Çak olur sine-i meh sine-i üryanından

Mihr olur dağ be-dil guy-ı giribanından

Na-muradane düşürdük dili bir afete kim

Feyz alur kam-ı dü-alem gam-ı hicranından

Her biri suret-i bi-cana döner uşşakun

O büt-i deyr-i melahat ki geçer yanından

Hased ol küşteye kim haşre dek olmaz zail

Lezzet-i tig-ı gamun zaika-i canından

Aşıkun pençe-i bi-dad-ı mahabbet gitmez

Dest-i cellad-ı nigahun gibi damanından

Navek-i aha ki peyveste olur yad-ı ruhun

Tutuşur bam-ı felek şu'le-i peykanından

Teşne-leb hecr-i leb-i yar ile ölmek yiğdür

Hızr'un amed-şüd-i ser-çeşme-i hayvanından

Günümüz Türkçesi İle;

Çıplak göğsünden aym yüreği yırtılır, yakanın düğmesinden güneşin gönlü dağlanır.

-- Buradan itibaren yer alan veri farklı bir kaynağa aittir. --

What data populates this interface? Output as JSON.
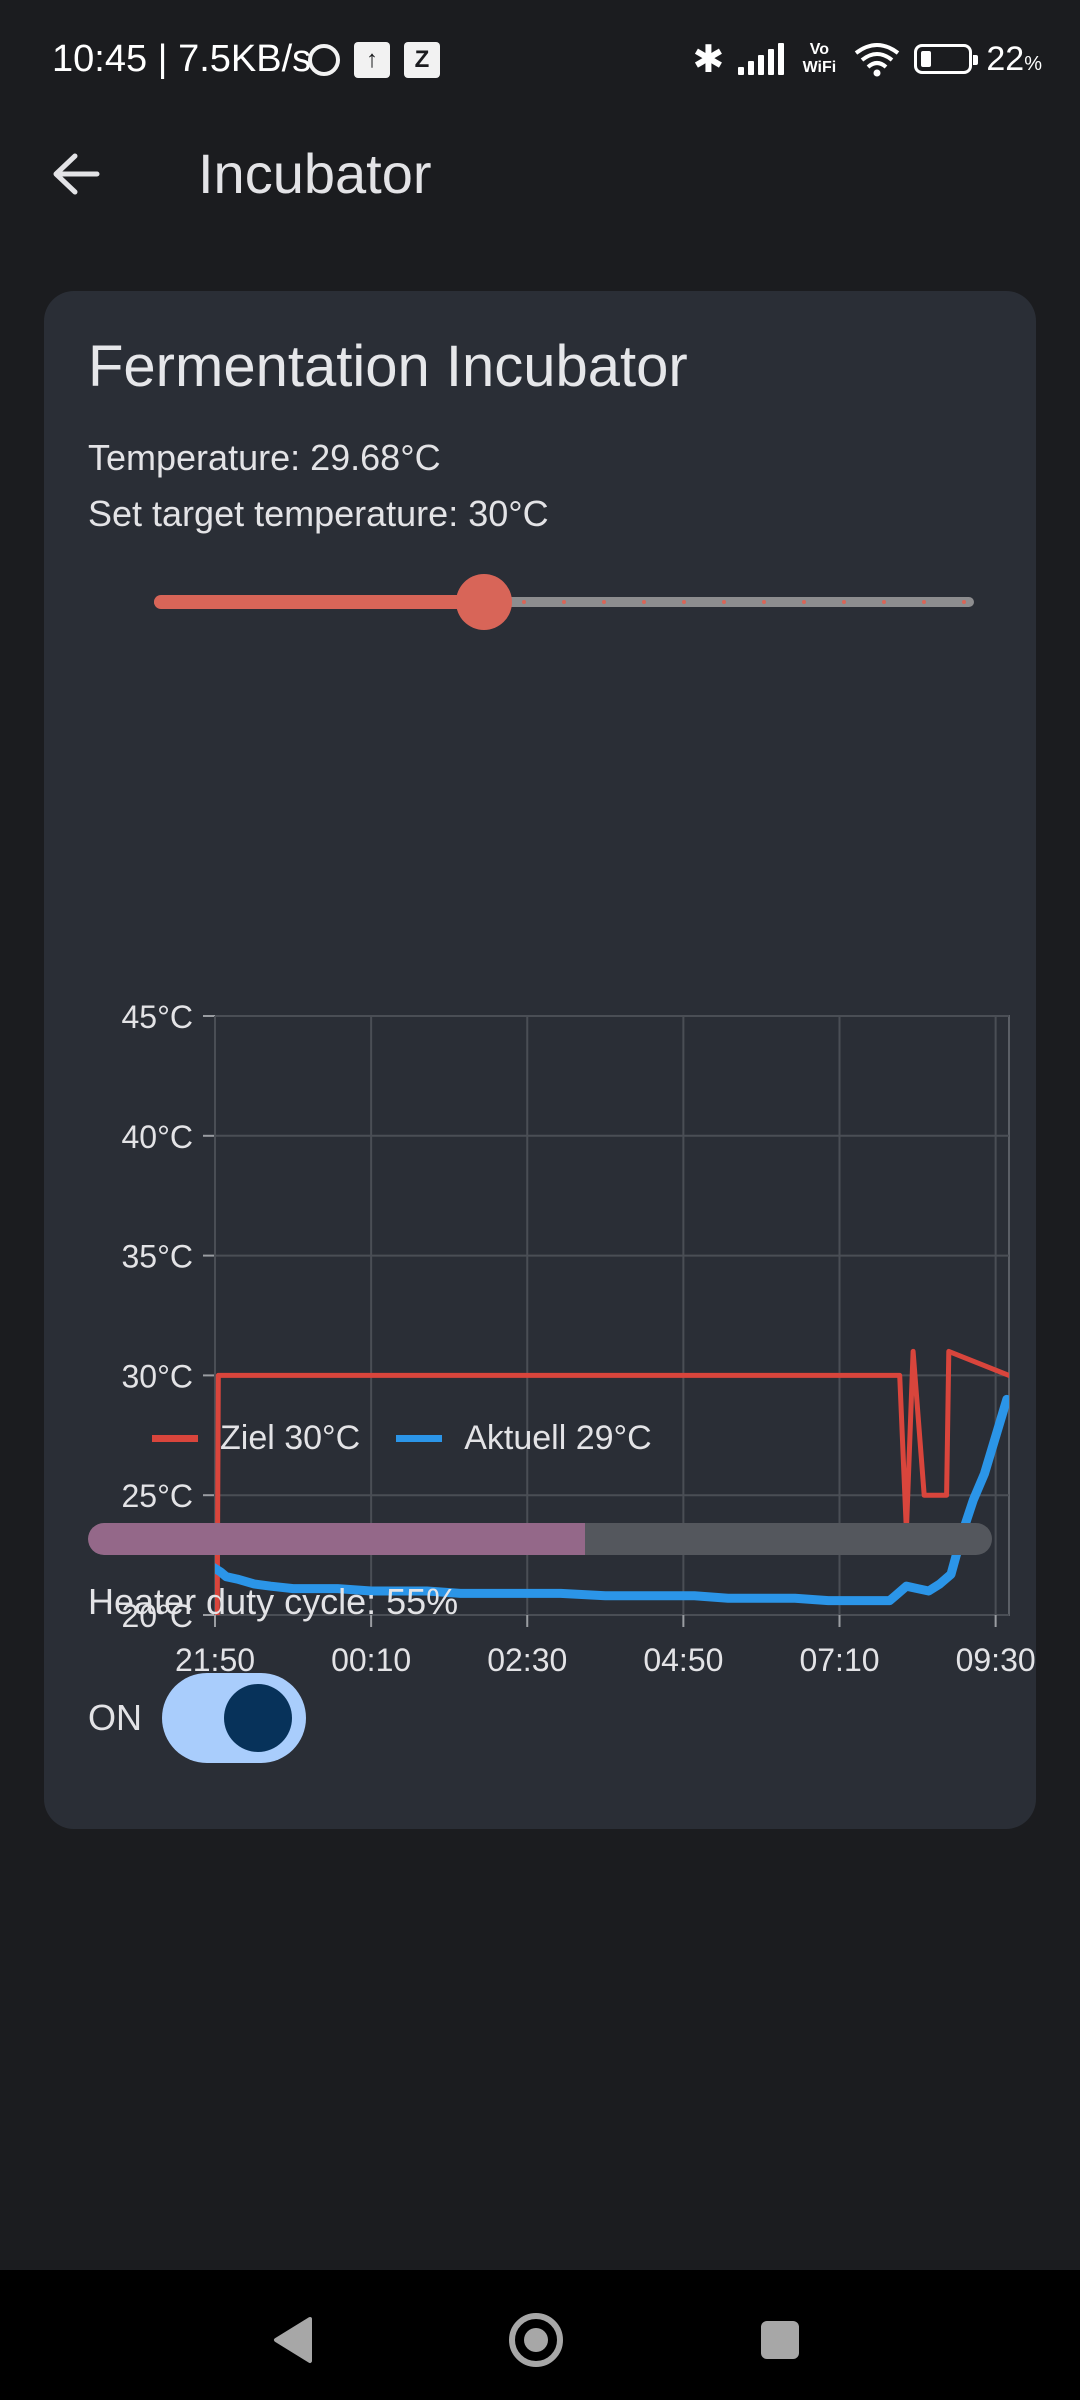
{
  "status_bar": {
    "time": "10:45 | 7.5KB/s",
    "vowifi": "Vo WiFi",
    "battery": "22",
    "battery_unit": "%"
  },
  "app_bar": {
    "title": "Incubator",
    "back_icon": "arrow-back-icon"
  },
  "card": {
    "title": "Fermentation Incubator",
    "temperature": "Temperature: 29.68°C",
    "target": "Set target temperature: 30°C",
    "slider": {
      "value": 30,
      "min": 22,
      "max": 42,
      "step": 1
    },
    "heater_duty": {
      "text": "Heater duty cycle: 55%",
      "value": 0.55
    },
    "switch": {
      "label": "ON",
      "on": true
    }
  },
  "colors": {
    "accent_red": "#d9453c",
    "accent_blue": "#2b95e8",
    "switch_track": "#a9cdfc",
    "progress_fill": "#946889"
  },
  "chart_data": {
    "type": "line",
    "x_ticks": [
      "21:50",
      "00:10",
      "02:30",
      "04:50",
      "07:10",
      "09:30"
    ],
    "y_ticks": [
      "20°C",
      "25°C",
      "30°C",
      "35°C",
      "40°C",
      "45°C"
    ],
    "ylim": [
      20,
      45
    ],
    "grid": true,
    "legend_position": "bottom",
    "series": [
      {
        "name": "Ziel 30°C",
        "color": "#d9453c",
        "x": [
          "21:50",
          "21:52",
          "21:53",
          "07:52",
          "07:58",
          "08:04",
          "08:10",
          "08:16",
          "08:26",
          "08:34",
          "08:40",
          "08:46",
          "08:48",
          "09:42"
        ],
        "values": [
          20,
          20,
          30,
          30,
          30,
          30,
          23.5,
          31,
          25,
          25,
          25,
          25,
          31,
          30
        ]
      },
      {
        "name": "Aktuell 29°C",
        "color": "#2b95e8",
        "x": [
          "21:48",
          "21:55",
          "22:00",
          "22:10",
          "22:25",
          "22:40",
          "23:00",
          "23:40",
          "00:10",
          "00:30",
          "01:00",
          "01:30",
          "02:00",
          "03:00",
          "03:40",
          "05:00",
          "05:30",
          "06:00",
          "06:10",
          "06:30",
          "07:00",
          "07:30",
          "07:55",
          "08:00",
          "08:10",
          "08:20",
          "08:30",
          "08:40",
          "08:50",
          "09:00",
          "09:10",
          "09:20",
          "09:40"
        ],
        "values": [
          22,
          21.8,
          21.6,
          21.5,
          21.3,
          21.2,
          21.1,
          21.1,
          21.0,
          21.0,
          21.0,
          20.9,
          20.9,
          20.9,
          20.8,
          20.8,
          20.7,
          20.7,
          20.7,
          20.7,
          20.6,
          20.6,
          20.6,
          20.8,
          21.2,
          21.1,
          21.0,
          21.3,
          21.7,
          23.4,
          24.8,
          25.9,
          29.0
        ]
      }
    ]
  },
  "nav_bar": {
    "back": "triangle-back-icon",
    "home": "circle-home-icon",
    "recents": "square-recents-icon"
  }
}
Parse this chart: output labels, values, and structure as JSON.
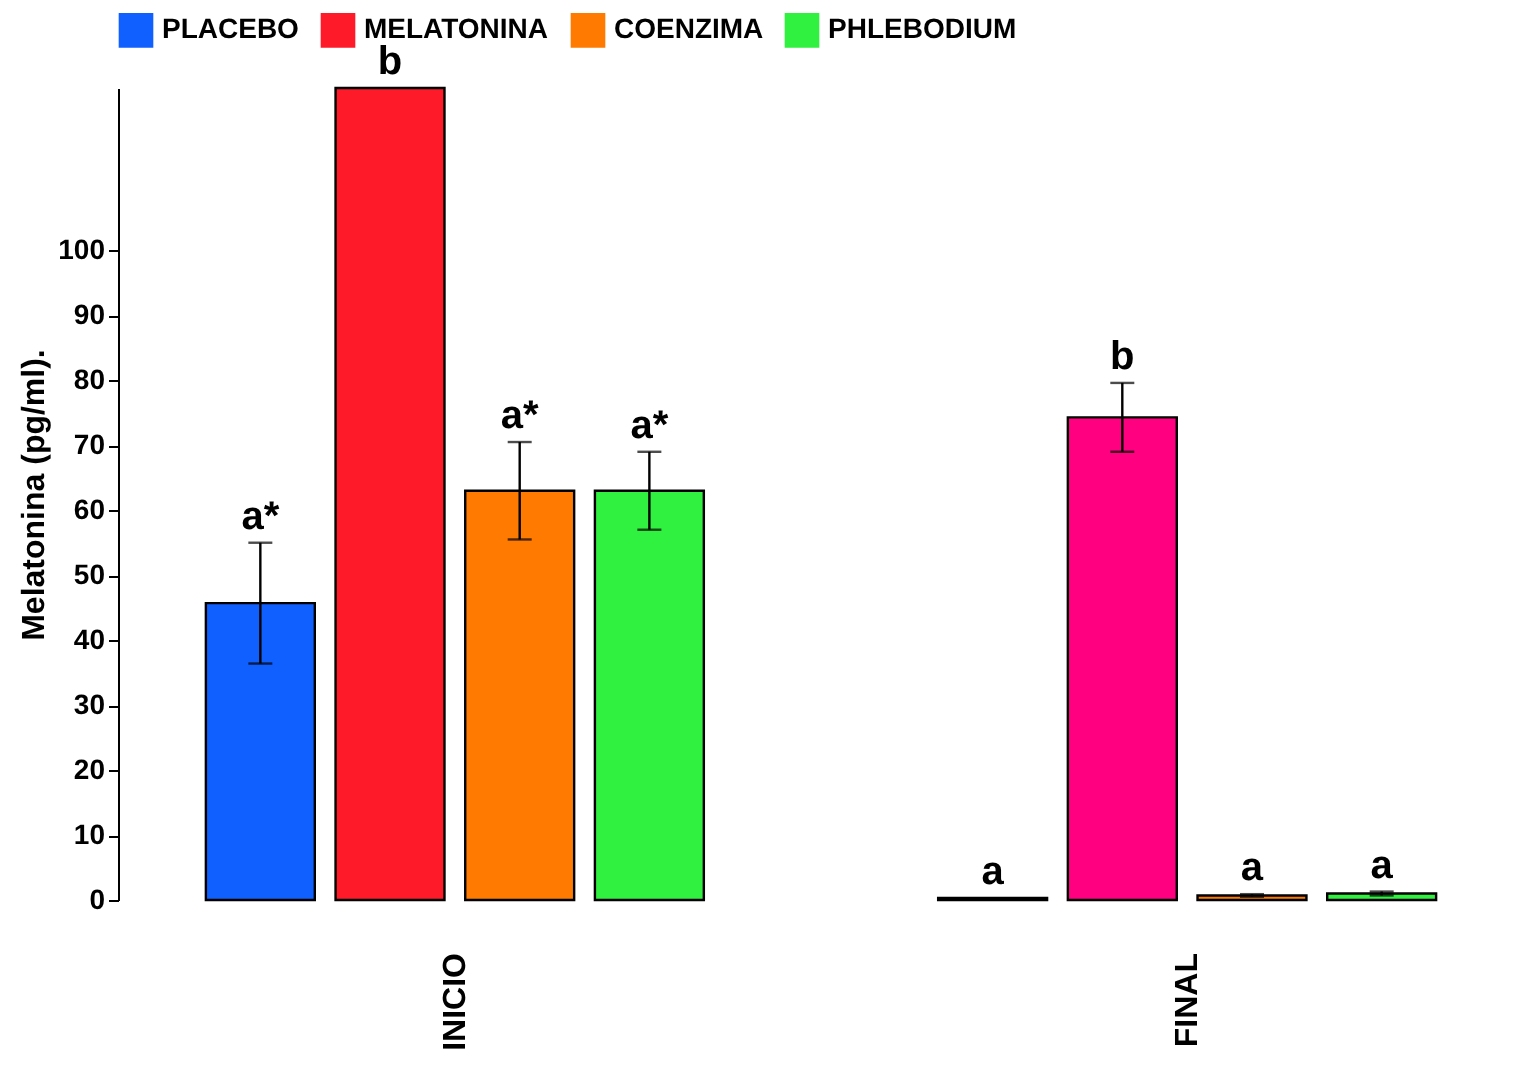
{
  "chart_data": {
    "type": "bar",
    "ylabel": "Melatonina (pg/ml).",
    "categories": [
      "INICIO",
      "FINAL"
    ],
    "ylim": [
      0,
      125
    ],
    "yticks": [
      0,
      10,
      20,
      30,
      40,
      50,
      60,
      70,
      80,
      90,
      100
    ],
    "grid": false,
    "legend": "top",
    "series": [
      {
        "name": "PLACEBO",
        "color": "#1060ff",
        "values": [
          45.7,
          0.3
        ],
        "errors": [
          9.3,
          null
        ],
        "value_labels": [
          "a*",
          "a"
        ]
      },
      {
        "name": "MELATONINA",
        "color": "#ff1a2a",
        "colors": [
          "#ff1a2a",
          "#ff0080"
        ],
        "values": [
          125,
          74.3
        ],
        "errors": [
          null,
          5.3
        ],
        "value_labels": [
          "b",
          "b"
        ]
      },
      {
        "name": "COENZIMA",
        "color": "#ff7a00",
        "values": [
          63,
          0.7
        ],
        "errors": [
          7.5,
          0.2
        ],
        "value_labels": [
          "a*",
          "a"
        ]
      },
      {
        "name": "PHLEBODIUM",
        "color": "#30f040",
        "values": [
          63,
          1.0
        ],
        "errors": [
          6,
          0.3
        ],
        "value_labels": [
          "a*",
          "a"
        ]
      }
    ]
  }
}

Ayrılığının gamından iki âlemin damağının feyz aldığı bir afete, gönlü istemeye istemeye düşürdük.

O güzellik kilisesinin putu, âşıkların yanından geçince, her biri cansız bir şekle döner.

O    ölüye haset edilir ki, canının damağından, (senin) gam kılıcının lezzeti kıyamete kadar yok olmaz.

Aşkın zalim pençesi, bakışının celladının eli gibi âşıkın eteğinden gitmez.

Yanağını hatırlayınca, (göğe) ulaşan ah okunun temreninin alevinden göğün kubbesi tutuşur.

Hızr’ın hayat pınarına gidip gelmeden, sevgilinin dudağının ayrılığı ile susamış dudaklı olarak ölmek yeğdir.